Don’t Rewrite Mark Twain

The whitewashers are missing the point.

If only Mark Twain were alive to skewer the censorious protectors of modern sensitivities who have taken to banning Adventures of Huckleberry Finn from the classroom and now to excising its offensive words.

A new edition published by NewSouth Books will expurgate all 219 uses of the N-word, and the use of the word “injun,” for good measure. Twain probably wouldn’t be surprised, since bluenoses have been after his masterpiece from the beginning. The Concord, Mass., public library rejected the book upon its publication in 1885. It considered Twain’s handiwork “rough, coarse, and inelegant, dealing with a series of experiences not elevating, the whole book being more suited to the slums than to intelligent, respectable people.”
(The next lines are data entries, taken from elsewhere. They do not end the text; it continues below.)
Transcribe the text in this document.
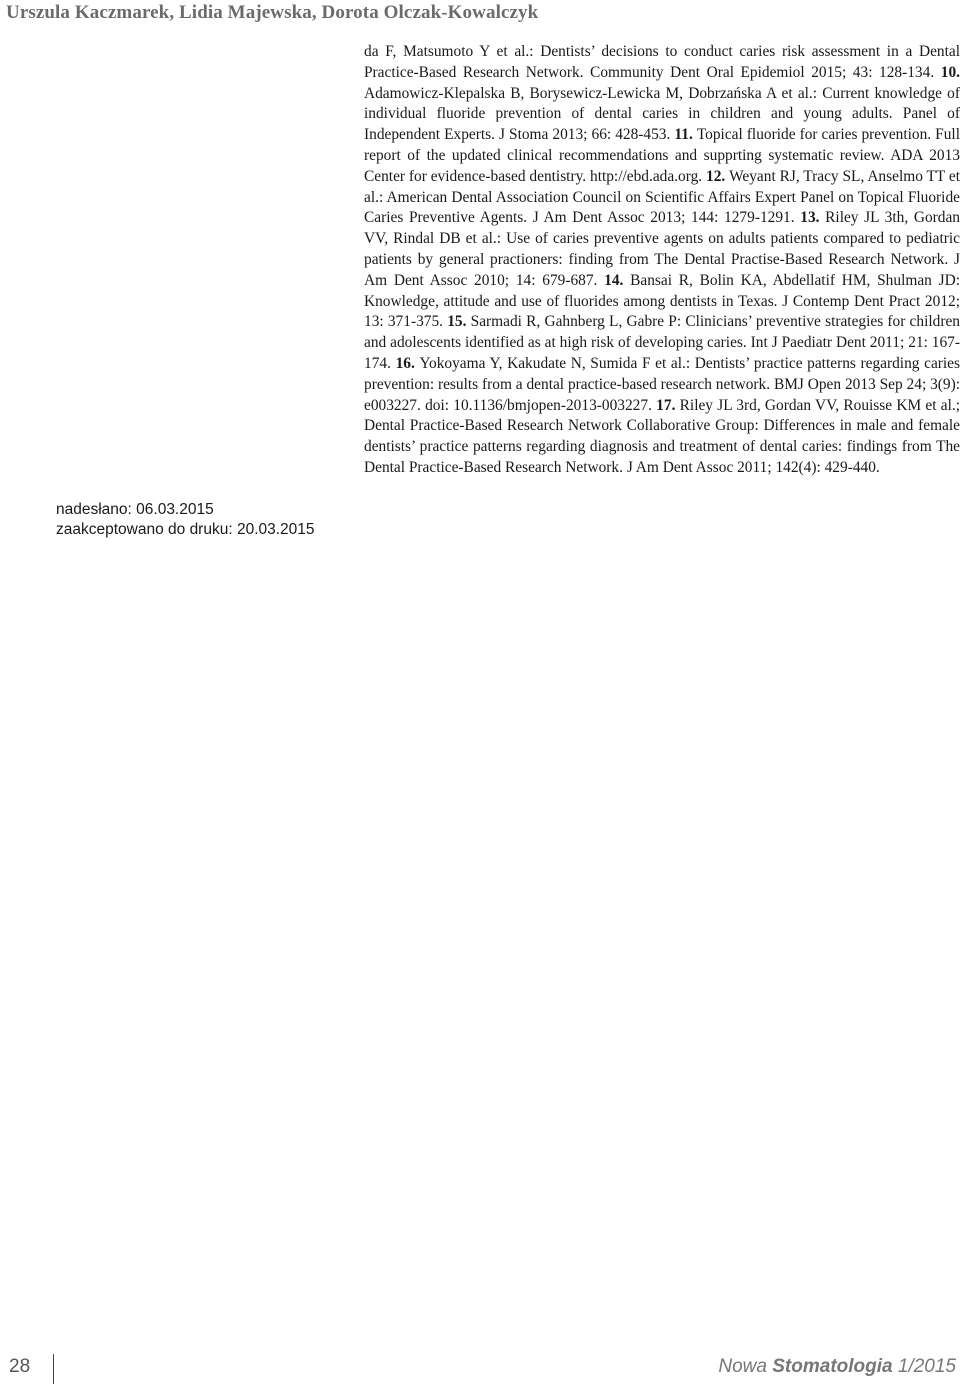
Urszula Kaczmarek, Lidia Majewska, Dorota Olczak-Kowalczyk
nadesłano: 06.03.2015
zaakceptowano do druku: 20.03.2015
da F, Matsumoto Y et al.: Dentists’ decisions to conduct caries risk assessment in a Dental Practice-Based Research Network. Community Dent Oral Epidemiol 2015; 43: 128-134. 10. Adamowicz-Klepalska B, Borysewicz-Lewicka M, Dobrzańska A et al.: Current knowledge of individual fluoride prevention of dental caries in children and young adults. Panel of Independent Experts. J Stoma 2013; 66: 428-453. 11. Topical fluoride for caries prevention. Full report of the updated clinical recommendations and supprting systematic review. ADA 2013 Center for evidence-based dentistry. http://ebd.ada.org. 12. Weyant RJ, Tracy SL, Anselmo TT et al.: American Dental Association Council on Scientific Affairs Expert Panel on Topical Fluoride Caries Preventive Agents. J Am Dent Assoc 2013; 144: 1279-1291. 13. Riley JL 3th, Gordan VV, Rindal DB et al.: Use of caries preventive agents on adults patients compared to pediatric patients by general practioners: finding from The Dental Practise-Based Research Network. J Am Dent Assoc 2010; 14: 679-687. 14. Bansai R, Bolin KA, Abdellatif HM, Shulman JD: Knowledge, attitude and use of fluorides among dentists in Texas. J Contemp Dent Pract 2012; 13: 371-375. 15. Sarmadi R, Gahnberg L, Gabre P: Clinicians’ preventive strategies for children and adolescents identified as at high risk of developing caries. Int J Paediatr Dent 2011; 21: 167-174. 16. Yokoyama Y, Kakudate N, Sumida F et al.: Dentists’ practice patterns regarding caries prevention: results from a dental practice-based research network. BMJ Open 2013 Sep 24; 3(9): e003227. doi: 10.1136/bmjopen-2013-003227. 17. Riley JL 3rd, Gordan VV, Rouisse KM et al.; Dental Practice-Based Research Network Collaborative Group: Differences in male and female dentists’ practice patterns regarding diagnosis and treatment of dental caries: findings from The Dental Practice-Based Research Network. J Am Dent Assoc 2011; 142(4): 429-440.
28	Nowa Stomatologia 1/2015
The good librarians of Concord must not have read far enough into the novel to realize that it satirizes many of the “rough and coarse” people with which it deals. Just as today’s critics of the book miss that it condemns racism, brilliantly and movingly, although much too subtly for the witless commissars of offensiveness.

The editor of the NewSouth edition, Alan Gribben, isn’t among them. To his credit, he wants the book’s audience to widen rather than shrink in the controversy over one word. So he’s well-intentioned in replacing the N-word with “slave,” but mistaken: Rewriting Twain is wrong on all levels.
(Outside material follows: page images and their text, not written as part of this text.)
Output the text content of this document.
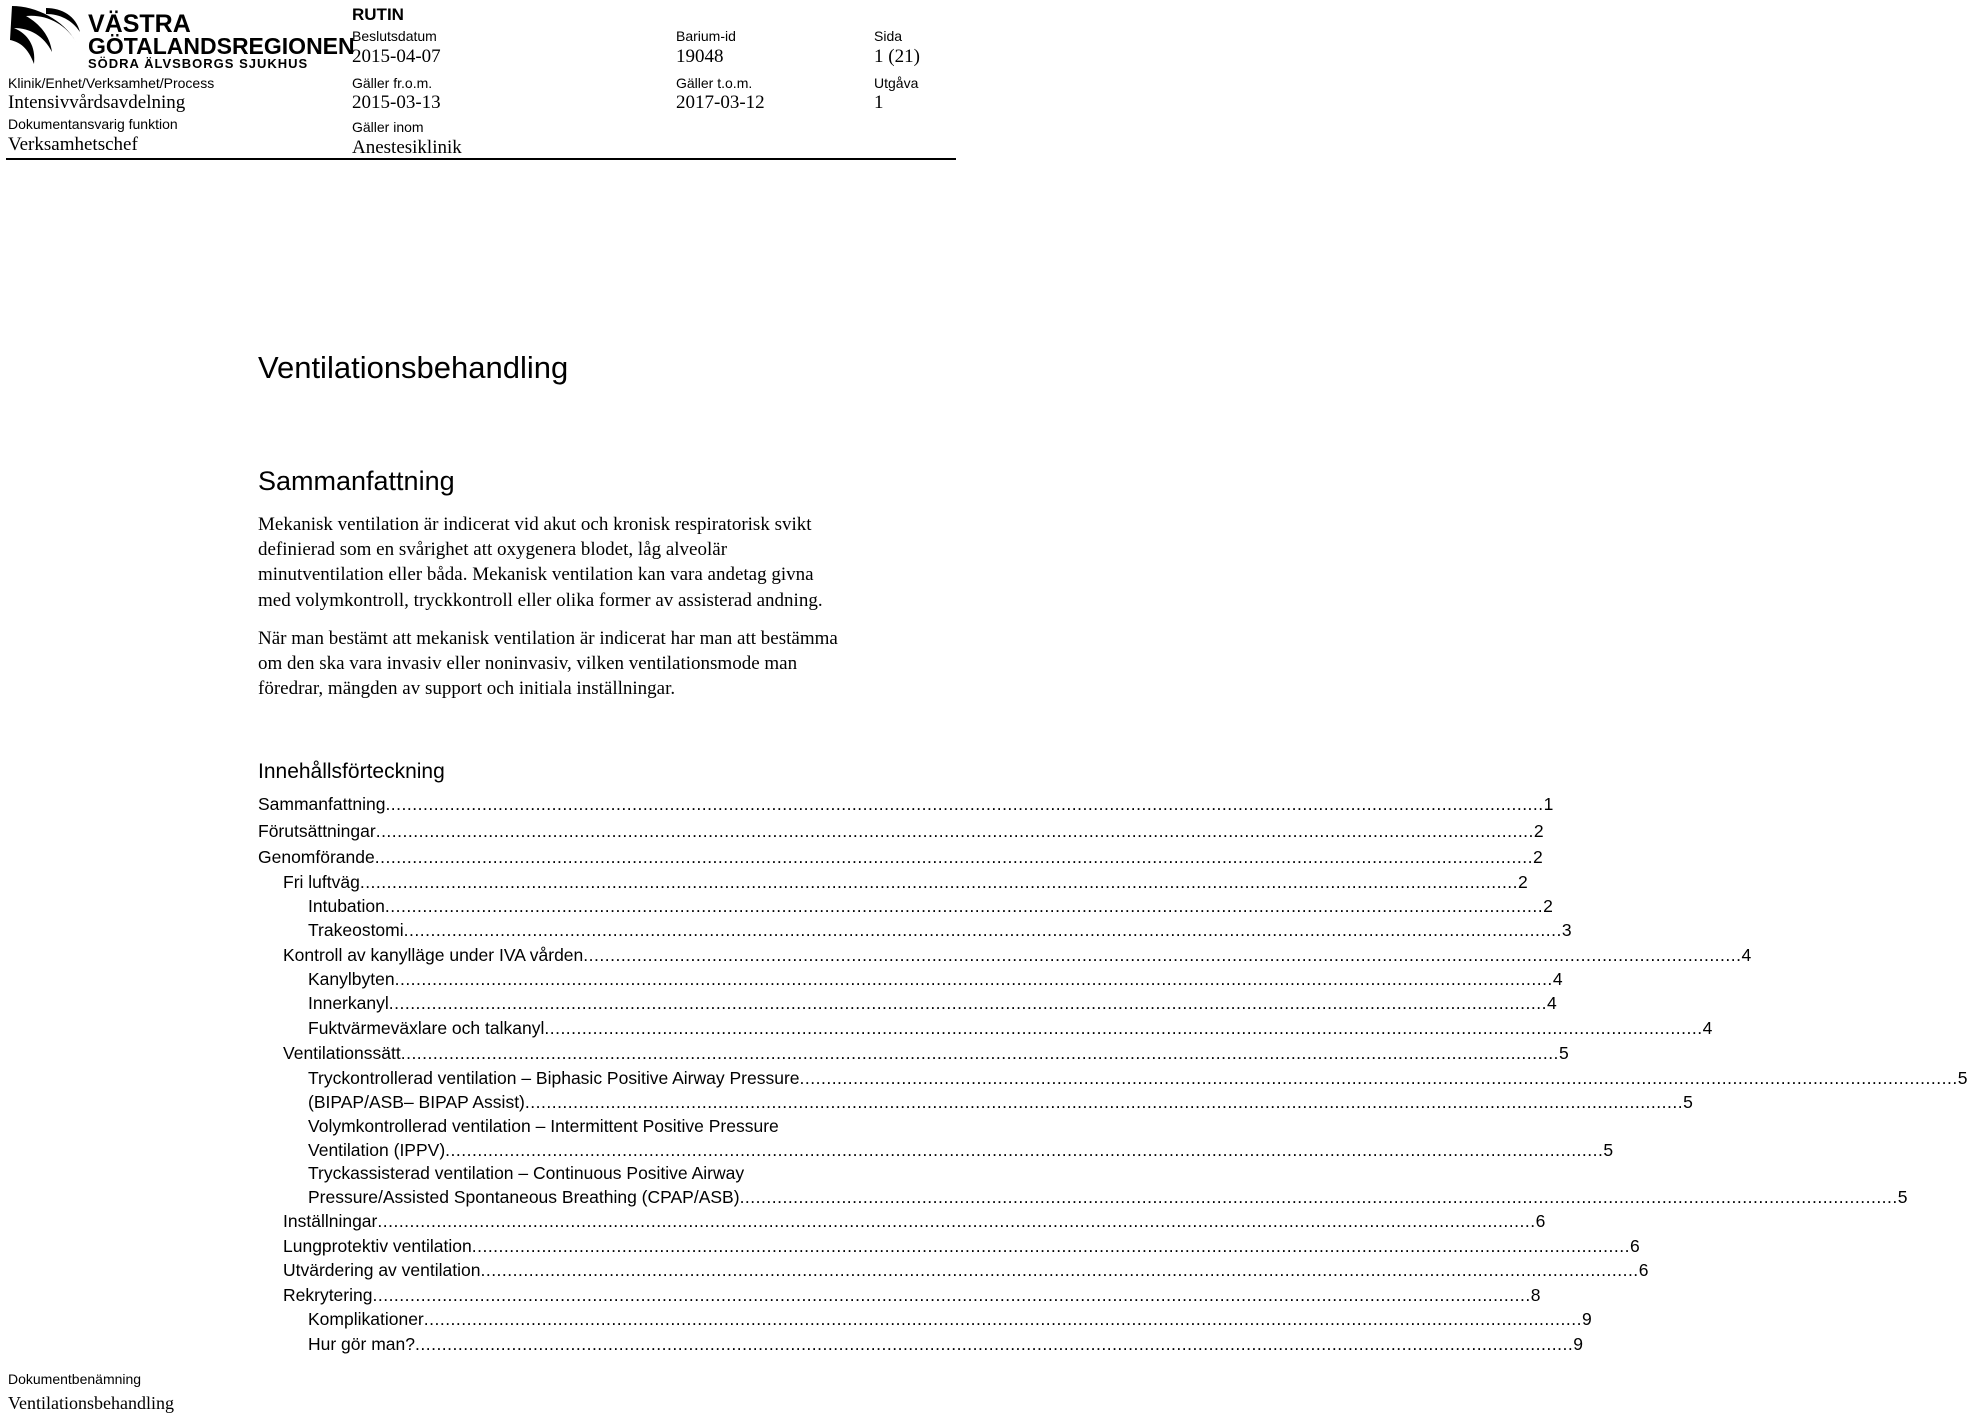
VÄSTRA
GÖTALANDSREGIONEN
SÖDRA ÄLVSBORGS SJUKHUS
RUTIN
Beslutsdatum
2015-04-07
Barium-id
19048
Sida
1 (21)
Klinik/Enhet/Verksamhet/Process
Intensivvårdsavdelning
Gäller fr.o.m.
2015-03-13
Gäller t.o.m.
2017-03-12
Utgåva
1
Dokumentansvarig funktion
Verksamhetschef
Gäller inom
Anestesiklinik
Ventilationsbehandling
Sammanfattning
Mekanisk ventilation är indicerat vid akut och kronisk respiratorisk svikt
definierad som en svårighet att oxygenera blodet, låg alveolär
minutventilation eller båda. Mekanisk ventilation kan vara andetag givna
med volymkontroll, tryckkontroll eller olika former av assisterad andning.
När man bestämt att mekanisk ventilation är indicerat har man att bestämma
om den ska vara invasiv eller noninvasiv, vilken ventilationsmode man
föredrar, mängden av support och initiala inställningar.
Innehållsförteckning
Sammanfattning .....	1
Förutsättningar .....	2
Genomförande .....	2
Fri luftväg .....	2
Intubation .....	2
Trakeostomi .....	3
Kontroll av kanylläge under IVA vården .....	4
Kanylbyten .....	4
Innerkanyl .....	4
Fuktvärmeväxlare och talkanyl .....	4
Ventilationssätt .....	5
Tryckontrollerad ventilation – Biphasic Positive Airway Pressure .....	5
(BIPAP/ASB– BIPAP Assist) .....	5
Volymkontrollerad ventilation – Intermittent Positive Pressure
Ventilation (IPPV) .....	5
Tryckassisterad ventilation – Continuous Positive Airway
Pressure/Assisted Spontaneous Breathing (CPAP/ASB) .....	5
Inställningar .....	6
Lungprotektiv ventilation .....	6
Utvärdering av ventilation .....	6
Rekrytering .....	8
Komplikationer .....	9
Hur gör man? .....	9
Dokumentbenämning
Ventilationsbehandling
It does violence to Twain’s artistry. Part of the genius of the tale of the runaway Huck and his slave friend Jim is how it reproduces the speech of the time. According to The Oxford Companion to Mark Twain, he experimented with five different spellings of “something” to capture how Jim said it: “suffin,” “sumfin,” “sumf’n,” “suthin,” and — the finalist — “sumfn.”

Twain uses the N-word so much because it was inescapable. In the 1960s, Martin Luther King Jr. joked about genteel Southerners who still couldn’t quite get their mouths around the word “Negro,” saying “Nigra” instead. And that was about 120 years after Huck set out with Jim on a raft down the Mississippi.

What was the Mississippi River Valley like around 1840? Consider the fate of Elijah P. Lovejoy, who was killed by a mob in the town of Alton, Ill., for the offense of publishing an abolitionist newspaper. Add a darkly comic twist, and the story could appear in Mark Twain.

This is the irony of sanitizing Huck Finn. Those who rail against the novel’s antiquated vocabulary are usually the same people who revel in America’s failings. But they’re effectively whitewashing our history. Nothing better captures the quotidian racial ugliness of that time and place than Huck Finn’s deadening, inescapable use of the N-word.

Editing out the word eases the sting of Twain’s rebuke of mid-19th-century conventions. It is Jim, the character who is demeaned and hunted like an animal, who is most humane. While Huck’s father is an ignorant drunk who beats and robs him, Jim desperately misses his own family, and his conscience lashes him for having once hit his daughter unjustly. Huck reflects on this and remarks, “He was a mighty good n——, Jim was.”

Strike the offending word from the text and you lose the point. The attitudes of the time kept Huck from seeing what was obviously in front of him — simply a man, and a better one than most. Twain said that Huck had “a sound heart and a deformed conscience.” The boy’s triumph is rising above the forces that shaped him and deciding to help Jim run away, even though it’s supposed to be wrong. “All right then, I’ll go to hell,” he tells himself.

Huck thought — because he was told by every adult around him — that it was a sin and a crime to free Jim and treat him as equal, and resolves to do it anyway. It’s hard to imagine a more devastating critique of antebellum America, or a more affecting portrayal of the power of human fellow-feeling, than that. Please, don’t try to improve Huck Finn.